- last post: 01.01.0001 12:00 AM PDT
Hi ho, I'm new here, so please be gentle...
I have a Radeon 9700 Pro 128 mb, and have no complaints. This is my first ATI after owning two nVidia's, a GeForcre 2 32 mb and a Gefore 4 with 64 mb- I still have both cards and they still both work, though they're failings are more due to not supporting DX 9 or Shader 2.0 (3.0?). And I have a Radeon 9200 128 mb in a media PC my wife and use.
Personally, a lot of the rags (PC Gamer, Maximum PC, CG, etc.) tend to go with ATI, but I have found since both companies release roughly comparable cards at each price point, you aren't going to lose out with either/or that much. I went with ATI this time around because nVidia purposely fudged their benchmark tests when the 5000 series were just being released to make their cards look better.
Personally, the competition between ATI and nVidia benefits us most, because it drives research and prices go down.
I haven't been keeping up with nVidia's tech, so I can't make any hard reccomendations there.

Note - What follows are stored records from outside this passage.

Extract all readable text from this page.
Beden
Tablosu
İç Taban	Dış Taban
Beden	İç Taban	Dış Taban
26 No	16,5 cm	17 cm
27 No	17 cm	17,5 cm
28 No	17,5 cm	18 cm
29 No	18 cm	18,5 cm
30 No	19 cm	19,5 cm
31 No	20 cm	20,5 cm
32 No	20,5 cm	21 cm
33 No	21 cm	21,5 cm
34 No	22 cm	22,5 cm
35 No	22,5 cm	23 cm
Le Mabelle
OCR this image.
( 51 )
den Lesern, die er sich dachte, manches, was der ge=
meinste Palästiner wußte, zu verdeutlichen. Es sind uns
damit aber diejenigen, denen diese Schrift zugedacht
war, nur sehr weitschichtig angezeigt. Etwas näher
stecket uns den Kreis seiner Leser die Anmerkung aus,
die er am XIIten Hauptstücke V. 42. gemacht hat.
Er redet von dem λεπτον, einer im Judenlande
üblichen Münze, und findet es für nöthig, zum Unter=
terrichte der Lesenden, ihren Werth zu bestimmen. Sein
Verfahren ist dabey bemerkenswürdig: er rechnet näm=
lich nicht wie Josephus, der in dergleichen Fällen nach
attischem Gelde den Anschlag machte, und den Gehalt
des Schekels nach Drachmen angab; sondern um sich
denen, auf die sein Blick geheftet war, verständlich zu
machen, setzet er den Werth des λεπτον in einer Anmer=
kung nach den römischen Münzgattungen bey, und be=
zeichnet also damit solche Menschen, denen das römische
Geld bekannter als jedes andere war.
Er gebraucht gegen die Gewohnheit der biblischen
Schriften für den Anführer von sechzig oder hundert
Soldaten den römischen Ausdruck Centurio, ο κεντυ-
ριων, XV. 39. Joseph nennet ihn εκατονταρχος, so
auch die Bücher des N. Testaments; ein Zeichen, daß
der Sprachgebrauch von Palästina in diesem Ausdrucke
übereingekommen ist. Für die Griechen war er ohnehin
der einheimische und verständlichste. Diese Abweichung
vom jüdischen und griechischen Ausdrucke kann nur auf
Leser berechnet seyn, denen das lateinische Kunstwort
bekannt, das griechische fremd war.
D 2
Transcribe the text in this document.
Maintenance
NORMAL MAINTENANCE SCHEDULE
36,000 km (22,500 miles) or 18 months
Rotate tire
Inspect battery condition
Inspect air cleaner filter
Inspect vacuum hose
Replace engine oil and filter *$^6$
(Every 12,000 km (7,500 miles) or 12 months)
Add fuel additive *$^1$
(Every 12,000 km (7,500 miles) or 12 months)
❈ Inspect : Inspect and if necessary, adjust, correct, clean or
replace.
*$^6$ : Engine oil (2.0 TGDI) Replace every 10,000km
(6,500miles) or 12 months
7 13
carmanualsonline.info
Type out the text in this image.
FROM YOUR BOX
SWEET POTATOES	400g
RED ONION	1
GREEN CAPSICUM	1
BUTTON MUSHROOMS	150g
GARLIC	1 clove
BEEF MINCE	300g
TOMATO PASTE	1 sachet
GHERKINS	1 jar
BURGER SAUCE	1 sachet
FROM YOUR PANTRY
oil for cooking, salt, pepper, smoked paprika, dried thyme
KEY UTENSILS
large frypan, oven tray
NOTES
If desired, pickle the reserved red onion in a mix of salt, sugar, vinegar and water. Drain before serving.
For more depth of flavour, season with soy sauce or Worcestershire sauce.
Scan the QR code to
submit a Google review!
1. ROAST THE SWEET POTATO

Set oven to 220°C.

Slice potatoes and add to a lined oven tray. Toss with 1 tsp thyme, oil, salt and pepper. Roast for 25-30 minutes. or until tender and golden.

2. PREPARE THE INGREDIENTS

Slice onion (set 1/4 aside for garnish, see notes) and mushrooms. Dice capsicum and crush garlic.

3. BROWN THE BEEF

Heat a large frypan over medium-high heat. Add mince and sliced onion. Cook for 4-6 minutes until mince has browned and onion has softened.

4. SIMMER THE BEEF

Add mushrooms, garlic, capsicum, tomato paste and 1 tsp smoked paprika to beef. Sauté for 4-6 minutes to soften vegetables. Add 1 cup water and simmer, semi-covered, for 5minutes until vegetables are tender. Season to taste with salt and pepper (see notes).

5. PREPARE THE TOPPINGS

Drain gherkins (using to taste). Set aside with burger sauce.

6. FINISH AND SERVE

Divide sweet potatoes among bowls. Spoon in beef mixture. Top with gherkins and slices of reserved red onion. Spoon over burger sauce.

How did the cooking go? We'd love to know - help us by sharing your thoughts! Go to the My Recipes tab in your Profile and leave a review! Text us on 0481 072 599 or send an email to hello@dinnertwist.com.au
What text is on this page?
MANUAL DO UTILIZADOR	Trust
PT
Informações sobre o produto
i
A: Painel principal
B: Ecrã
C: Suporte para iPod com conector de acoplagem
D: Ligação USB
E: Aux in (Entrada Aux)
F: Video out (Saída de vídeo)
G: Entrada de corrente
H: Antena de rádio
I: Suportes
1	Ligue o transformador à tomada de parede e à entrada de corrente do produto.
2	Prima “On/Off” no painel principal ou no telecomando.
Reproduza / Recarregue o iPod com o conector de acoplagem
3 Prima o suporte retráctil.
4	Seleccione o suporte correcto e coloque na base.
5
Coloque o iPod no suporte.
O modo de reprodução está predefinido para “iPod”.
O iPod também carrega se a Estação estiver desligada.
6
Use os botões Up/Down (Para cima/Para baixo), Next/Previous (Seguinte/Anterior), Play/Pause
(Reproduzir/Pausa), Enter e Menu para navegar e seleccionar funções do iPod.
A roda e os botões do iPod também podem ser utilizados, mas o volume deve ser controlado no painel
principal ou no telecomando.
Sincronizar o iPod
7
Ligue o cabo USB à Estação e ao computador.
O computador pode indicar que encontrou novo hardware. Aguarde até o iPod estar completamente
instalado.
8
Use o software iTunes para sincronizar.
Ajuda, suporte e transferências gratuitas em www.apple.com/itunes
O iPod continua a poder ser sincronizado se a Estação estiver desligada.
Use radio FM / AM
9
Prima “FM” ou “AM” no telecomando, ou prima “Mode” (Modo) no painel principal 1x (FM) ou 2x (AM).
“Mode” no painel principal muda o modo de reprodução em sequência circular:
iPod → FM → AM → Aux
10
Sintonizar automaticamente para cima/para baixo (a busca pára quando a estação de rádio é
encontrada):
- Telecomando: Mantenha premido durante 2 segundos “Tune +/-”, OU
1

The Radeon 9600 XT is a good mid level card, the 9800 is essentally a faster 9700 (faster core speed), and the 800 and 850 XT's are the top of the line for gaming, AFAIK.
I didn't read all of the messages, but the problem with an integrated video is Ihae neer been able to figure out what is supported by them and what isn't, i.e. pixel shaders, what release of DirectX they can handle, etc. Mostly, though, they share system RAM, which is bad for two reasons. System RAM is slower than video RAM, and it means less memory for whatever programs you're running. My wife had an 700 Mhz HP POS that couldn't run Unreal Tournament while my old 200 Mhz with an 8 meg Voodoo 2 card ran it just fine.
And for whoever had $2000 to spend on a PC- you could put together a smoking rig for that kind of cash, as long as you don't buy a name brand PC, but instead buy name brand parts, i.e. Asus/Gigabyte mobo, Kingston/Crucial RAM, Sony/Plextor DVD drive, Maxtor/Western Digital hard drive, etc. and build it yourself or get someone to do it for you.